Australia’s chance to lead when leaders are needed

Robert C. Johnston.

 

A version of this was printed in The Manly Daily, on October 3rd 2009.

WITH a relatively small population and limited military power projection, Australia as a nation has historically found it a challenge to exert its influence in world affairs. It is encouraging to note, however, Prime Minister Rudd rising to the occasion at the UN climate change talks in New York last week.

It is in global diplomacy such as this where Australia, equipped with its reputation as a democratic, multicultural, honest, tolerant, developed middle-power, can grasp opportunities. We have the chance to use understanding and friendly brinkmanship not to coerce opposing views into submission, but to set a standard and lead by an example that others in the global community, developed and developing nations alike, will seek to emulate.

To ensure our success, we must remember that all politics is local: what we do in our own backyard affects our chances of positive and persuasive influence in the world – of making a real difference, whatever the issue.

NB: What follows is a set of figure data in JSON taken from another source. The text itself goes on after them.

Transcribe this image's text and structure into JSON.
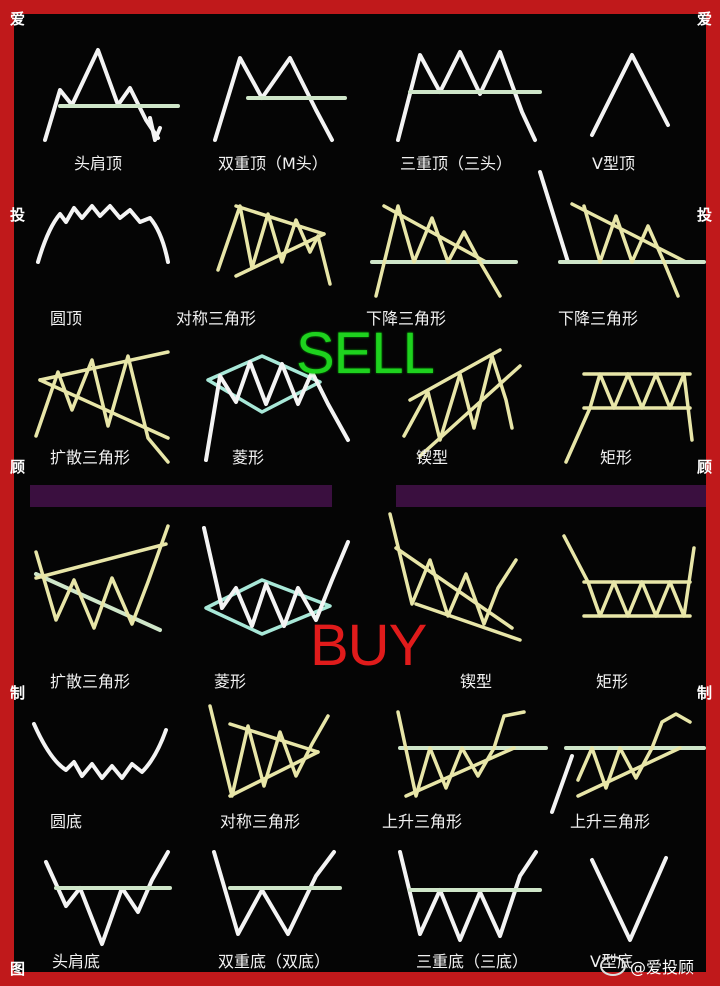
{
  "side_text": [
    "爱",
    "投",
    "顾",
    "制",
    "图"
  ],
  "sell_label": "SELL",
  "buy_label": "BUY",
  "watermark": "@爱投顾",
  "colors": {
    "frame": "#c0191b",
    "sell": "#1ed21e",
    "buy": "#e01b1b",
    "divider": "#3a0f3f"
  },
  "rows": [
    [
      "头肩顶",
      "双重顶（M头）",
      "三重顶（三头）",
      "V型顶"
    ],
    [
      "圆顶",
      "对称三角形",
      "下降三角形",
      "下降三角形"
    ],
    [
      "扩散三角形",
      "菱形",
      "锲型",
      "矩形"
    ],
    [
      "扩散三角形",
      "菱形",
      "锲型",
      "矩形"
    ],
    [
      "圆底",
      "对称三角形",
      "上升三角形",
      "上升三角形"
    ],
    [
      "头肩底",
      "双重底（双底）",
      "三重底（三底）",
      "V型底"
    ]
  ]
}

Roadtrip robert c. johnston 1With the Copenhagen conference on climate change fast approaching, let’s make certain that Australia arms itself with its own worthwhile, yet realistic, self-imposed emission reduction targets, and be in the process of fast-tracking the development of significant – not token – renewable energy infrastructure to back up our rhetoric. We’ll need it in the future, so let’s build it now.

Do we want to sit by and wait till Copenhagen to see how other nations might tackle climate change? I don’t. We as a nation are in a privileged position that would allow Australia the opportunity to lead when leaders are needed – to stand up and be the template. Let’s stand up and lead.